- From: <bugzilla@wiggum.w3.org>
- Date: Wed, 31 Aug 2005 21:34:01 +0000
- To: public-qt-comments@w3.org
- Cc:
http://www.w3.org/Bugs/Public/show_bug.cgi?id=1850 ------- Additional Comments From mike@saxonica.com 2005-08-31 21:34 ------- Mary, I'm having trouble understanding exactly what you mean by: Likewise for negative character ranges and so on. That is, you don't mess with the pattern, you check the input string with case folding against the pattern as written. I was originally going to propose a spec which might be what you're suggesting: Under the "i" flag, a string S matches a regex R if there is some case-variant S' of S such that S' matches R in the absence of the "i" flag. A string S' is a case-variant of S if the two strings are the same length and there is a default case mapping between each pair of corresponding characters in the two strings, as defined in section 3.13 of [The Unicode Standard]. This rule seems nice and simple, but it doesn't appear to be the same as Java or Perl, and one must ask whether it is (a) usable, and (b) implementable.

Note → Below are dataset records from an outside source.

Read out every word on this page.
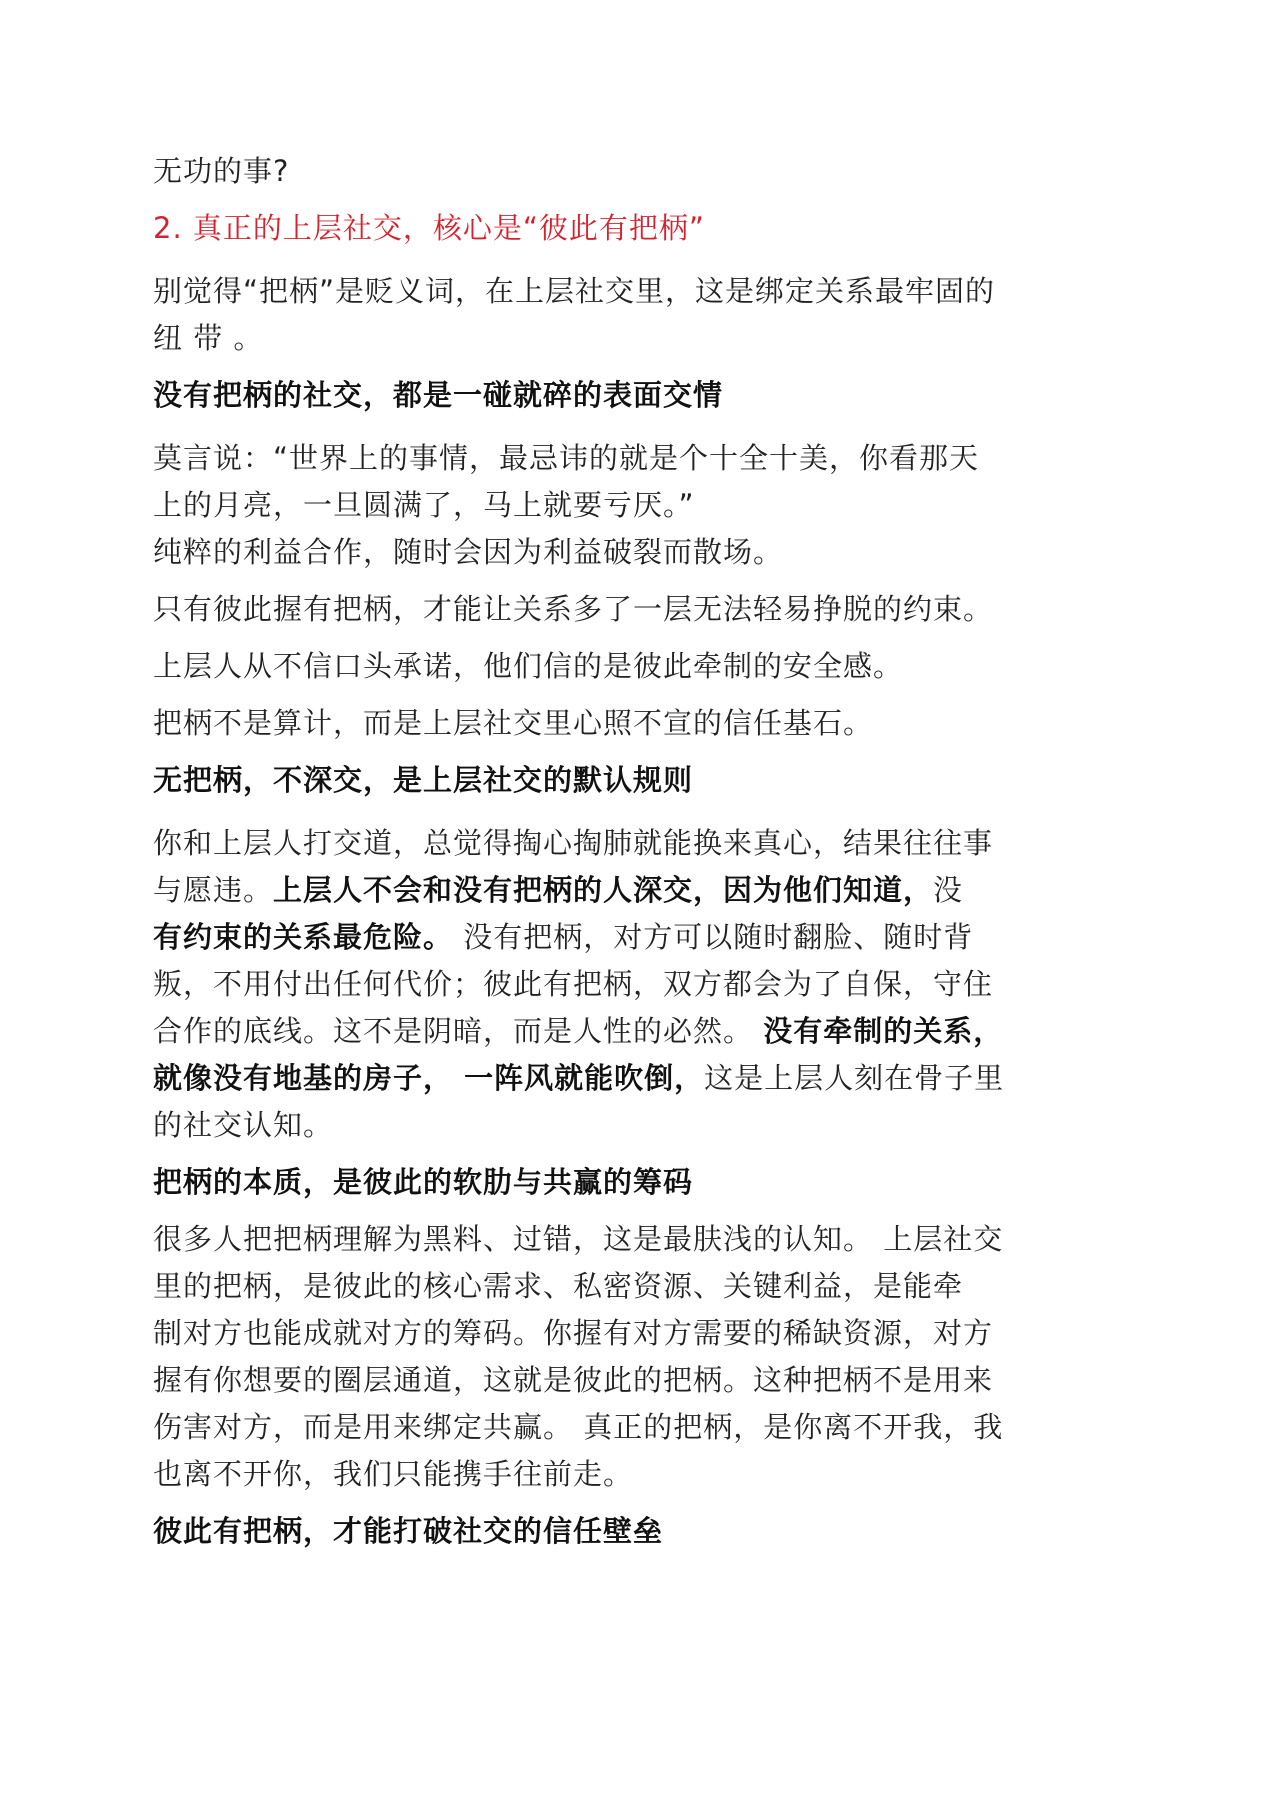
无功的事?

2. 真正的上层社交，核心是“彼此有把柄”

别觉得“把柄”是贬义词，在上层社交里，这是绑定关系最牢固的
纽 带 。

没有把柄的社交，都是一碰就碎的表面交情

莫言说：“世界上的事情，最忌讳的就是个十全十美，你看那天
上的月亮，一旦圆满了，马上就要亏厌。”

纯粹的利益合作，随时会因为利益破裂而散场。

只有彼此握有把柄，才能让关系多了一层无法轻易挣脱的约束。

上层人从不信口头承诺，他们信的是彼此牵制的安全感。

把柄不是算计，而是上层社交里心照不宣的信任基石。

无把柄，不深交，是上层社交的默认规则

你和上层人打交道，总觉得掏心掏肺就能换来真心，结果往往事
与愿违。上层人不会和没有把柄的人深交，因为他们知道，没
有约束的关系最危险。 没有把柄，对方可以随时翻脸、随时背
叛，不用付出任何代价；彼此有把柄，双方都会为了自保，守住
合作的底线。这不是阴暗，而是人性的必然。 没有牵制的关系，
就像没有地基的房子， 一阵风就能吹倒，这是上层人刻在骨子里
的社交认知。

把柄的本质，是彼此的软肋与共赢的筹码

很多人把把柄理解为黑料、过错，这是最肤浅的认知。 上层社交
里的把柄，是彼此的核心需求、私密资源、关键利益，是能牵
制对方也能成就对方的筹码。你握有对方需要的稀缺资源，对方
握有你想要的圈层通道，这就是彼此的把柄。这种把柄不是用来
伤害对方，而是用来绑定共赢。 真正的把柄，是你离不开我，我
也离不开你，我们只能携手往前走。

彼此有把柄，才能打破社交的信任壁垒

It certainly has some surprises, for example "D" matches "[^D]" (because "d" matches "[^D]". I think I will go back to proposing that the tricky cases should be errors. The rule I propose is: when the "i" flag is used, the regex must not include any of the following: * a negative character group * a character class subtraction * a category escape (catEsc, complEsc, or charProp) * any of the multi-character escapes \c, \i, \C, \I * a back-reference If any of these is present when the "i" flag is used, error FORGNNNN is raised. The semantics of the "i" flag is then: A string S matches the regex R under the "i" flag if there exists a string S' that is a case-variant of S such that S' matches R in the absence of the "i" flag; with "case-variant" defined as above. In cases where it is necessary to know which characters matched (for example when $n appears in the replacement string of fn:replace()), the characters that matched are those from the original string S, not from S'. The definition of fn:replace() contains the rule: "If two alternatives within the pattern both match at the same position in the $input, then the match that is chosen is the one matched by the first alternative". I think it would be prudent to relax this rule so that when the "i" flag is used, it is implementation-dependent which match is chosen. That is, if the input string is "a" and the regex is "A|a", it's undefined whether the "A" or the "a" is matched. Michael Kay
Received on Wednesday, 31 August 2005 21:34:06 UTC